Oireachtas Joint and Select Committees

Wednesday, 27 March 2019

Joint Oireachtas Committee on Justice, Defence and Equality

Scrutiny of the Civil Liability (Amendment) (Prevention of Benefits from Homicide) Bill 2017

Professor John Mee:

Survivorship is outside the will. Imagine that there was never any murder and 20 years later one of the couple dies. The dead person's share is automatically extinguished and the other person's share becomes everything. That does not happen by virtue of a will: it happens automatically because of the nature of the institution of the joint tenancy. It is a key point. If two people are joint tenants and we were to ask "who would die first?" the answer is that we cannot know. In Cawley v Lillis Ms Justice Laffoy commented that one cannot tell which joint tenant would die first and that it was one of the "imponderables" of the case. The other key point is that when the estate is not land anyone can sever at any time without permission from the other person. They can go to their solicitor and make a deed that has nothing to do with the other person. Outside of land it is hard to see how a killer would benefit because instead of murdering the other person he or she could just achieve it automatically, in an office and without permission from the other person. This is partly what has motivated other countries. A person could get there any time that he or she wanted. The land situation is unusual because with section 30 one cannot sever the joint tenancy oneself. Ms Justice Laffoy also felt that this problem is special with regard to land. The equivalence is not so obvious anymore. Instead of a man murdering his wife in a terrible way, for example, he could just have severed the joint tenancy and had the same result with regard to benefit and it did not really seem like profit. With land, however, one could not do that. On the other hand if the person refused to sign, one could have asked the court and the court might have allowed the severance. It is very hard to pin it down.
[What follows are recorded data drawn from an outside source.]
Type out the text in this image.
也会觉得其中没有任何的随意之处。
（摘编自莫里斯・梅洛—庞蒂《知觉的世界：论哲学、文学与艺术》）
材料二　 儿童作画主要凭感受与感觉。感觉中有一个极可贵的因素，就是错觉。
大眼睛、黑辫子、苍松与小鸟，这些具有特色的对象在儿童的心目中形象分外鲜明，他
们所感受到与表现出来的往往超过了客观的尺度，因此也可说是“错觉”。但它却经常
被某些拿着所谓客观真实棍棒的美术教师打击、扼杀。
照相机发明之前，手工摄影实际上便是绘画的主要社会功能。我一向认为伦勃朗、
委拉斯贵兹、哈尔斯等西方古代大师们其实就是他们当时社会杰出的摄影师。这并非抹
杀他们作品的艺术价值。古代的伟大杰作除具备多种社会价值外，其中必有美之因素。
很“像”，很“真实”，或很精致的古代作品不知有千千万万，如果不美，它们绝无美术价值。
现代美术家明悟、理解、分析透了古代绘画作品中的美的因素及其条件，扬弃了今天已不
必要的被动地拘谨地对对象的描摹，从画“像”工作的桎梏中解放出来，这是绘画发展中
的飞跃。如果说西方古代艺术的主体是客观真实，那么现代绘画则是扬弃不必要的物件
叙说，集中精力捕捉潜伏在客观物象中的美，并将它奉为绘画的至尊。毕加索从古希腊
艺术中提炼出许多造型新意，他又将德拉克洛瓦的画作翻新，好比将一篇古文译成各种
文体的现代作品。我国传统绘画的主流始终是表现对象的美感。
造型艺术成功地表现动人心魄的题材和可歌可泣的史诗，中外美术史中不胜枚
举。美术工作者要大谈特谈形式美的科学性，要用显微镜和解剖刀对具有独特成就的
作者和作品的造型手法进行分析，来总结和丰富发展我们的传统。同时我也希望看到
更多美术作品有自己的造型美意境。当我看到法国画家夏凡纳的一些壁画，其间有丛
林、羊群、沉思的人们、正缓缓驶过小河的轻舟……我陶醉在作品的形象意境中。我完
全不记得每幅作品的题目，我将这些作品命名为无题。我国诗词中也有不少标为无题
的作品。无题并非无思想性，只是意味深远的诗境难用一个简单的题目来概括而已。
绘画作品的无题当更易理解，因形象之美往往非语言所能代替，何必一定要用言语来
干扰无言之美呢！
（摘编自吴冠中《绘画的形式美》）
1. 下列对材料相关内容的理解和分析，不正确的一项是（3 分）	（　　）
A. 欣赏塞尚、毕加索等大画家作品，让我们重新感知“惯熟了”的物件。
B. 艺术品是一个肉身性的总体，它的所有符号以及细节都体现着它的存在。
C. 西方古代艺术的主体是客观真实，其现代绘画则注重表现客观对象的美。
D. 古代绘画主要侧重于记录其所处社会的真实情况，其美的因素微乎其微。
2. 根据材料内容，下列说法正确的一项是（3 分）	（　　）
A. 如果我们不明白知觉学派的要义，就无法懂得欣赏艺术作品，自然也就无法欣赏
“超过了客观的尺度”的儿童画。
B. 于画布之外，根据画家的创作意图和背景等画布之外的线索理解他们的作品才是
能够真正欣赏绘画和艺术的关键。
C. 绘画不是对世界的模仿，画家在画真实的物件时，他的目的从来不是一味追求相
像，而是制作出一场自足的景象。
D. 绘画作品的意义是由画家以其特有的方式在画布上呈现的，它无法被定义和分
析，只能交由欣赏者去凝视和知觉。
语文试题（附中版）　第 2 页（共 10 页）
Section 30 is a very strange provision. Let us consider two adults, say they are both 30 years old, and one wants to sever the joint tenancy but the other says "No because I think you are going to die first.". The first person might ask "Why would you think that? Please agree to sign.". The other person still will not and the case goes to court with the first person saying the other is unreasonable. In my submission I suggested that the best one could do was to look at it to see if the court would have allowed the severance if the person had asked for it instead of committing a murder. If the court would not have allowed it then we would try to think what benefit has the person got from achieving the severance. There would be an element of actuarial calculations while the court tried to work out what benefit had been achieved and tried to undo that. This is the best I can think of.

The problem is caused by section 30 being an unusual provision.